Publicado em: 06/11/2011

Com 3.433 mortes, estado registrou em 2010 a maior mortalidade em acidentes automobilísticos desde 1996, segundo o Ministério da Saúde
Em média, nove pessoas morreram por dia no Paraná, no ano passado, em decorrência de acidentes de trânsito – o equivalente a um óbito a cada duas horas e meia. Ao todo foram 3.433 mortes, uma alta de 9,5% em relação a 2009, segundo números do Sistema de Informações de Mortalidade (SIM) do Ministério da Saúde. Foi a maior mortalidade no trânsito do estado desde o início da série histórica, em 1996, quando 3.188 pessoas perderam a vida em colisões ou atropelamentos. Nos últimos dez anos houve um crescimento de 37% no número de óbitos.
Proporcionalmente à população, a taxa paranaense também é alarmante: são 32,9 mortes para cada 100 mil habitantes.
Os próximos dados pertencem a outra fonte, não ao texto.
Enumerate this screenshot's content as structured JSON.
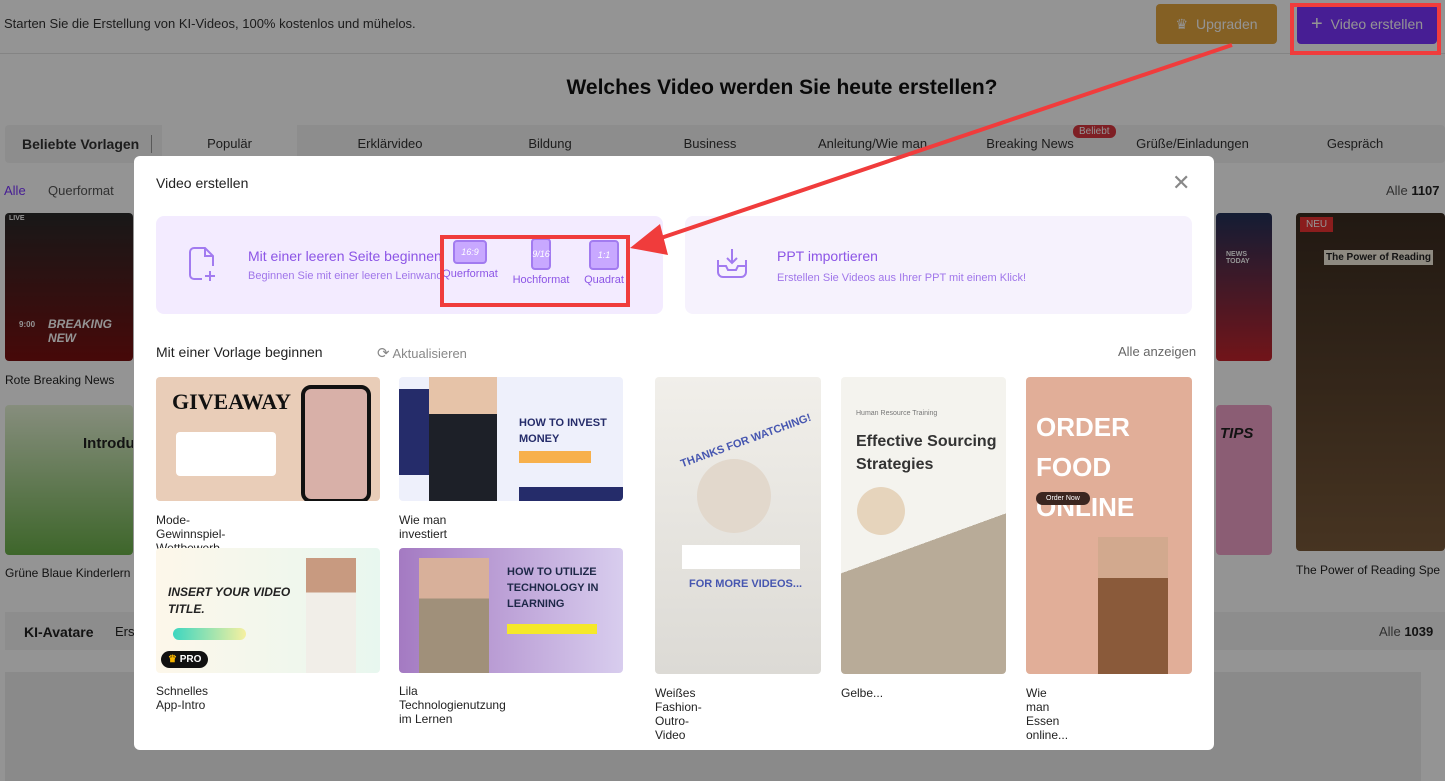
{
  "topbar": {
    "message": "Starten Sie die Erstellung von KI-Videos, 100% kostenlos und mühelos.",
    "upgrade_label": "Upgraden",
    "create_label": "Video erstellen"
  },
  "page": {
    "heading": "Welches Video werden Sie heute erstellen?",
    "tabs_title": "Beliebte Vorlagen",
    "tabs": [
      "Populär",
      "Erklärvideo",
      "Bildung",
      "Business",
      "Anleitung/Wie man",
      "Breaking News",
      "Grüße/Einladungen",
      "Gespräch"
    ],
    "badge": "Beliebt",
    "filters": [
      "Alle",
      "Querformat"
    ],
    "count_label": "Alle",
    "count": "1107",
    "bg_cards": [
      "Rote Breaking News",
      "Grüne Blaue Kinderlern",
      "The Power of Reading Spe"
    ],
    "bg_thumb_texts": {
      "breaking": "BREAKING NEW",
      "time": "9:00",
      "live": "LIVE",
      "intro": "Introdu",
      "new": "NEU",
      "reading": "The Power of Reading",
      "news_today": "NEWS TODAY",
      "tips": "TIPS"
    },
    "avatars_title": "KI-Avatare",
    "avatars_tab": "Ers",
    "avatars_count_label": "Alle",
    "avatars_count": "1039"
  },
  "modal": {
    "title": "Video erstellen",
    "blank": {
      "title": "Mit einer leeren Seite beginnen",
      "subtitle": "Beginnen Sie mit einer leeren Leinwand",
      "formats": [
        {
          "ratio": "16:9",
          "label": "Querformat"
        },
        {
          "ratio": "9/16",
          "label": "Hochformat"
        },
        {
          "ratio": "1:1",
          "label": "Quadrat"
        }
      ]
    },
    "ppt": {
      "title": "PPT importieren",
      "subtitle": "Erstellen Sie Videos aus Ihrer PPT mit einem Klick!"
    },
    "templates_title": "Mit einer Vorlage beginnen",
    "refresh_label": "Aktualisieren",
    "show_all_label": "Alle anzeigen",
    "templates": [
      {
        "name": "Mode-Gewinnspiel-Wettbewerb",
        "headline": "GIVEAWAY"
      },
      {
        "name": "Wie man investiert",
        "headline": "HOW TO INVEST MONEY"
      },
      {
        "name": "Schnelles App-Intro",
        "headline": "INSERT YOUR VIDEO TITLE.",
        "badge": "PRO"
      },
      {
        "name": "Lila Technologienutzung im Lernen",
        "headline": "HOW TO UTILIZE TECHNOLOGY IN LEARNING"
      },
      {
        "name": "Weißes Fashion-Outro-Video",
        "headline": "THANKS FOR WATCHING!",
        "sub": "FOR MORE VIDEOS..."
      },
      {
        "name": "Gelbe...",
        "headline": "Effective Sourcing Strategies",
        "sub": "Human Resource Training"
      },
      {
        "name": "Wie man Essen online...",
        "headline": "ORDER FOOD ONLINE",
        "sub": "Order Now"
      }
    ]
  },
  "colors": {
    "accent": "#7a35ff",
    "upgrade": "#e3a53f",
    "annotation": "#f03c3c"
  }
}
É o quinto pior índice do país, atrás apenas de Rondônia, Tocantins, Mato Grosso e Piauí, respectivamente. Em 2001, a taxa era de 26,1. As cidades que mais registraram mortes foram Curitiba, com 400; Londrina, com 191; e Maringá, 162.
Segundo o SIM, o Paraná acompanhou o crescimento das ocorrências no país na década. Se em 2001 o Brasil registrou 30.524 mortes, no ano passado este índice saltou para 40.610 – uma alta de 33%. A taxa passou de 18 para 21,3 óbitos a cada 100 mil pessoas.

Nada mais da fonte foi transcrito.